Kemik İliği Nakli

Kemik İliği Nakli

Kemik iliği nakli, sağlıklı ve uyumlu bir vericiden kemik iliğinin alınması ve kan kanseri olan hastaya yani alıcıya damar yolu ile verilmesidir. Kemik iliği nakli, hastalığın ilk evrelerinde yapılmayan genellikle kemoterapi ile sonuç alınmadığında yapılan bir işlem olarak bilinmektedir. Genellikle 3-3.5 yıl içerisinde kemoterapiden sonuç alındığı için %10 civarında bir oranla kemik iliği nakline ihtiyaç duyulmaktadır.

Kök hücresi, vücudumuzda gerçekleşen doku oluşumu ve onarımı gibi durumları sağlayan ana hücrelerdir. Kan yapımı açısından bakarsak ana kök hücrelerin en fazla kemik iliğinde yer aldığını söyleyebiliriz. Bu nedenle de kemik iliği nakli kan kanseri hastaları için oldukça uygun olmaktadır zira kan kanseri kan hücrelerinin görevini yapmaması ile gerçekleşen bir kanser türü olarak bilinmektedir.

Kemik İliği Nakli Nasıl Yapılır?

Kemik iliği naklinin yapılabilmesi için öncelikle uyumlu bir verici bulunması gerekmektedir. Genellikle hastanın kardeşleri bu konuda uyumlu olmaktadır. Eğer hastanın kardeşi yoksa dokuları uyumlu olan vericiler aranır. Bunun için genellikle doku bankası kullanılmaktadır. Verici bulunduktan sonra ameliyathane koşullarında vericiye genel anestezi yapılır ve özel iğneler yardımıyla kemik içine girilerek alıcının ihtiyaç duyduğu kadar kemik iliği alınır. Genellikle bu işlem 1 ya da 2 saat sürmektedir. Kemik iliği naklinin riskleri de elbette vardır fakat bu riskler alıcı için geçerlidir yani vericinin herhangi bir zarar görmediği bilinmektedir.

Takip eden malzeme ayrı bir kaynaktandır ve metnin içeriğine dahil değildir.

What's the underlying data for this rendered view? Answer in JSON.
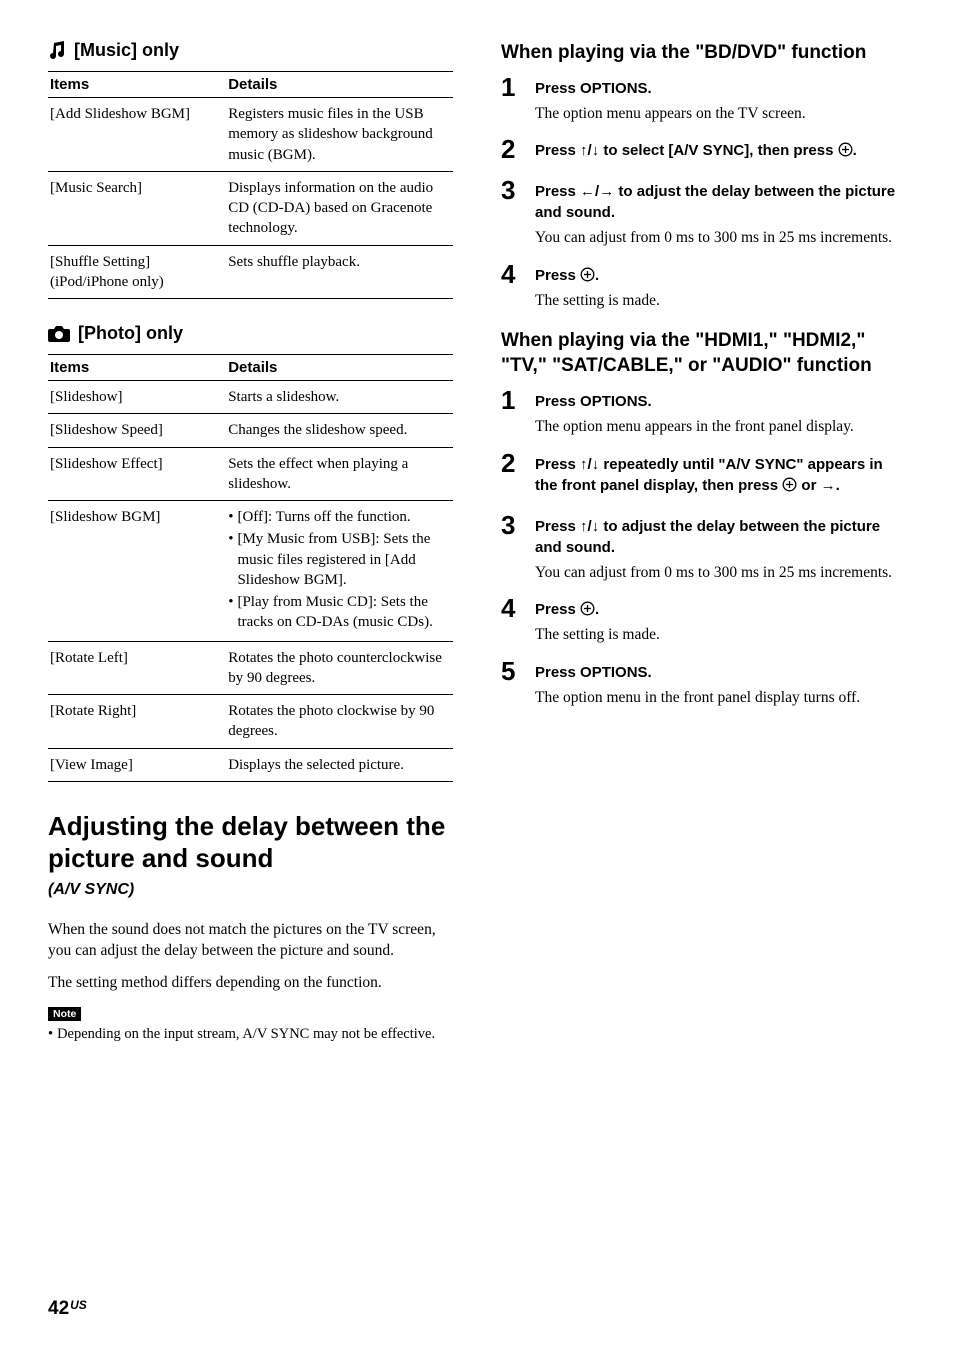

Vericiden gereken kemik iliği toplandıktan sonra alıcıya damar yolu ile bu kemik iliği enjekte edilir. Bu işlem de oldukça kolay bir işlemdir. Ancak bu işlem yapılmadan önce alıcı ve vericiye mutlaka gerekli testlerin yapılması gerekmektedir. Aksi taktirde pek çok sorun meydana gelebilmektedir. Uyumsuzluk olması sonucunda alıcı bu durumdan zarar görebilmektedir. Bu konuda mutlaka güvendiğiniz doktorlardan yardım almalısınız.

Kemik iliği naklinden sonra 3-4 hafta içerisinde enjekte edilen kök hücreleri görevlerini yapmaya başlar. Bu 3-4 haftalık süreç çok önemlidir. Hastanın gözlem altında tutulması ve gerekli koruyucu ilaçları kullanması gerekmektedir. Bu riskli dönemi atlattıktan sonra hastaya tekrardan gereken kan testleri yapılır ve sonuçlarına göre naklin başarılı olup olmadığı konusunda bir karara varılır. Nakil sonucunda da genellikle %90 oranında başarı sağlanmaktadır.